The IRS is sending Letter 5025-H to tax preparers who completed returns claiming the Earned Income Tax Credit for taxpayers reporting income they received as household employees but without a Form W-2 to substantiate the income. These preparers may not have met their EITC due diligence requirements. Learn more about this letter and other due diligence information by visiting the EITC Central page on IRS.gov.

Work as a household employee is done in the home of an individual or family. The homeowner provides the necessary supplies, determines the type of work done, and how to complete it. Examples of household employees are babysitters, caretakers, house cleaning workers, domestic workers, drivers, health aides, housekeepers, maids, nannies, private nurses, and yard workers.

An employer is required to report income paid to a household employee on Form W-2 or Form 1099 if that employee earned $2,000 or more in 2016. If a household employee earned less than $2,000 from each individual household in 2016, the household employee will not receive any Forms W-2 or 1099. However, household employees may be considered self-employed, and may be required to file a Schedule C, Profit or Loss from Business (Sole Proprietorship). All household employees must keep records of who they worked for, how often, how much they were paid, and when. The records must show the employers’ names, telephone numbers, addresses where they worked, and payment receipts. Your clients will need to provide this information in case of an audit.

A paid preparer must take extra steps to ensure returns they prepare claiming the EITC are complete and correct.

IRS warns of the return of the W2 Scam aimed at tax and payroll professionals new 1/26/17

Cybercriminals tricked payroll and human resource officials into disclosing employee names, SSNs and income information. The thieves then attempted to file fraudulent tax returns for tax refunds.

This phishing variation is known as a “spoofing” e-mail. It will contain, for example, the actual name of the company chief executive officer. In this variation, the “CEO” sends an email to a company payroll office or human resource employee and requests a list of employees and information including SSNs.
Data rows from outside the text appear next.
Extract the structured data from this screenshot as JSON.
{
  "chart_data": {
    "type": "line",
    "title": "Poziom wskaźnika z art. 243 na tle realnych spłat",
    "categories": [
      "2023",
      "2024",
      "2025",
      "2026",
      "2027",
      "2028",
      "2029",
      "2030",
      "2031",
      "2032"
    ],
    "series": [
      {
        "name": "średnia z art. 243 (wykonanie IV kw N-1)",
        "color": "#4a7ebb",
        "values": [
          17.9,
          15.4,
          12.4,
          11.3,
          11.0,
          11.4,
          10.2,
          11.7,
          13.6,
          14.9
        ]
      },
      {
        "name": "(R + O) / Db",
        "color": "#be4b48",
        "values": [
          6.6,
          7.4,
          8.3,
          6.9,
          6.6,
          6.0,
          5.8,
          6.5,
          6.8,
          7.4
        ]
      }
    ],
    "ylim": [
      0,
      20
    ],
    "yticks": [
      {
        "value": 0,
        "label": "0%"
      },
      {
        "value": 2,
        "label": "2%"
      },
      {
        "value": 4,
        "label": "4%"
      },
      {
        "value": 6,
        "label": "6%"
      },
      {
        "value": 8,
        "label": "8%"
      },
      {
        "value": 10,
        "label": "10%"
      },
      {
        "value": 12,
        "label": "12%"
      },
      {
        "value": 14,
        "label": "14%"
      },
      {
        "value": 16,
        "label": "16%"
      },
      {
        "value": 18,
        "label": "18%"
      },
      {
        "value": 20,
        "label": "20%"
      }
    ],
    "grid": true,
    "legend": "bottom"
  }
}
The following are some of the details that may be contained in the emails:

IRS web page lets you find out how much you owe new 1/9/17

If you're an individual taxpayer, you can use this tool to find out:

  1. Your payoff amount, updated for the current calendar day, and
  2. the balance for each tax year for which you owe. Your balance will update no more than once every 24 hours, usually overnight.

Once you view your balance, you can immediately choose a payment option. The IRS recommends that you make a note of the amount before doing so.

To register for this service, you need:

  1. Your Social Security Number;
  2. date of birth;
  3. filing status;
  4. mailing address from latest tax return;
  5. access to your email account;
  6. your personal account number from a credit card, mortgage, home equity loan, home equity line of credit or car loan; and
  7. a mobile phone with your name on the account.

Use Publication 2043 to Set Refund Expectations for 2017 new 1/6/17

IRS Publication 2043, IRS Refund Information Guidelines for the Tax Preparation Community, was updated for 2017. The publication provides the latest refund information and guidelines to advise clients who are expecting refunds. This year's update includes information about a new law that requires the IRS to hold refunds claiming the Earned Income Tax Credit and the Additional Child Tax Credit. The IRS will begin to release EITC/ACTC refunds starting Feb. 15. However, these refunds likely will not reach taxpayers until the week of Feb. 27.